Thursday, November 2, 2017

A Bigger Garden

My husband’s 92-year-old uncle was on hospice care. He had lived a great life. Done several things that many of us only talk about doing—started a new business, hiked the Appalachian Trail, appeared in movies and advertisements, won awards at the NC State Fair for his photography, chutney, and jams—all after the age of 65.

Even though Uncle Tom’s family had no expectation of him living another year, he had other plans. At our recent visit he said, “Next year I’m going to plant a bigger garden.” Tom wasn’t delirious. His body simply was worn out. He really did want to increase the size of his garden. I suppose he woke up in the morning thinking about heirloom tomatoes and rows of sunflowers. Uncle Tom believed in expanding his life, even when the end appeared imminent.
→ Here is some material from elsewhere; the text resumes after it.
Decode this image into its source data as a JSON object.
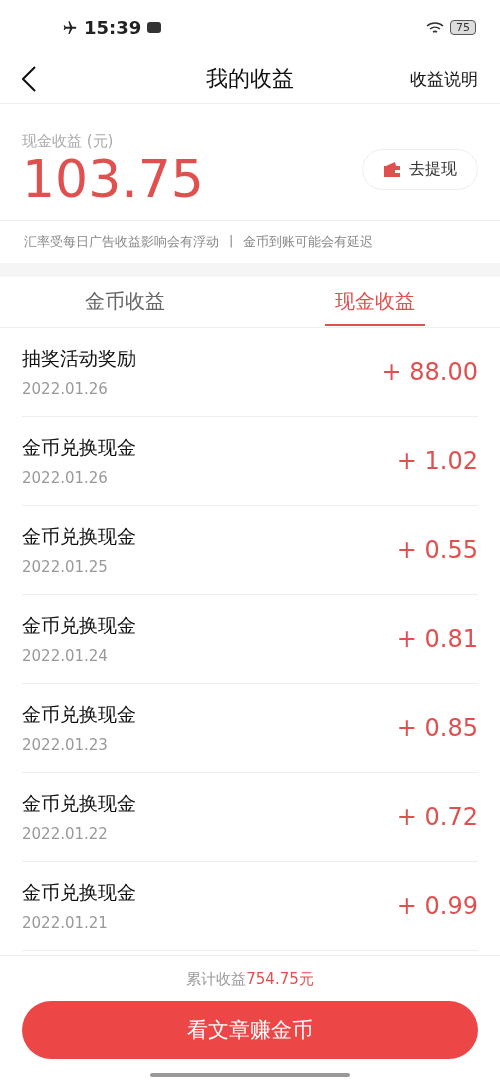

He passed away two weeks later.

Retirement is often viewed as a time to downsize, expect less, and gradually slow down. People expect us to “act our age.” If we suggest something BIG, they think we’re confused or fantasizing. They chuckle behind our backs. 

Why think about a bigger garden? And yet, why not?

I’ve decided to follow Uncle Tom’s example—to plant “bigger gardens” through my attitude and actions, and experience life as an ongoing adventure. 

How about you? What will be your “bigger garden?”